2. The method for optimizing wind turbine wake parameters based on a data-driven surrogate model according to claim 1, characterized in that, In S1, key parameters include the near-wake attenuation coefficient. C NearWake Environmental turbulence coefficient k vAmb and shear layer coefficient k vShr .

3. The method for optimizing wind turbine wake parameters based on a data-driven proxy model according to claim 2, characterized in that, In S4, the specific process is as follows: S41. Perform nonlinear interpolation on the wake velocity distribution data generated by the DWM model to reconstruct the discrete data into a smooth curve; S42. Select at equal intervals on each curve. m Using the group of points as representative samples, the accuracy-precision percentage (PAP) index was used to calculate the accuracy-precision percentage of each sample compared to the CFD reference model. x The velocity distribution error at a specified downstream section corresponds to the output variable. Y 1. Y 2. Y 3… Y x The PAP calculation formula is: ; (9) ); (10) in, The ordinate represents the calculated value from the DWM model. The vertical axis represents the true value of the CFD model. m PAP represents the number of sample points; a larger PAP indicates better simulation results with CFD. S43, All n The data sets are organized into structured tables, which contain the combination of input parameters and the output error values, providing a dataset for subsequent training of the surrogate model.
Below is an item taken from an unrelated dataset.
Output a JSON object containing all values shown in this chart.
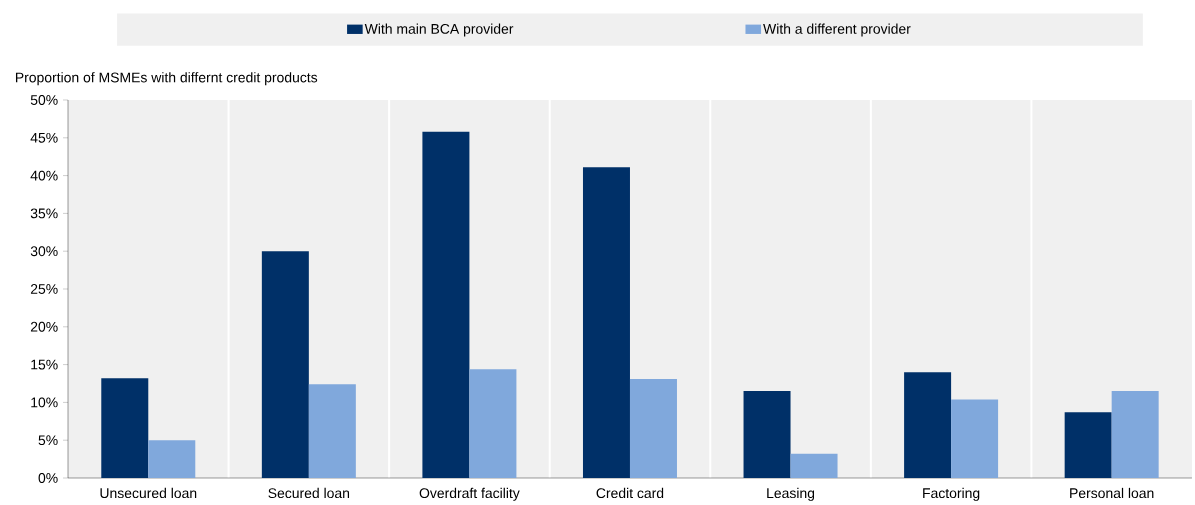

4. The method for optimizing wind turbine wake parameters based on a data-driven proxy model according to claim 3, characterized in that, In S5, when the variance determination coefficient of the surrogate model is set to be greater than 0.9 and the AIC information criterion value is less than 90, it indicates that the model has excellent fitting accuracy and generalization ability in capturing the nonlinear relationship between input and output.

5. The method for optimizing wind turbine wake parameters based on a data-driven proxy model according to claim 4, characterized in that, In S6, the optimization process is evaluated using a comprehensive error function: ; (11) ; (12) in, , , ... Indicates the weighting coefficient. , , ... This represents the velocity distribution error value at the target section. The weight configuration is adjusted according to the specific working conditions and actual needs. The optimization process ultimately outputs a set of Pareto optimal solutions, providing a parameter combination with clear physical meaning for subsequent decisions. The larger the value of SP, the closer the values ​​of the DW model and CFD simulation are.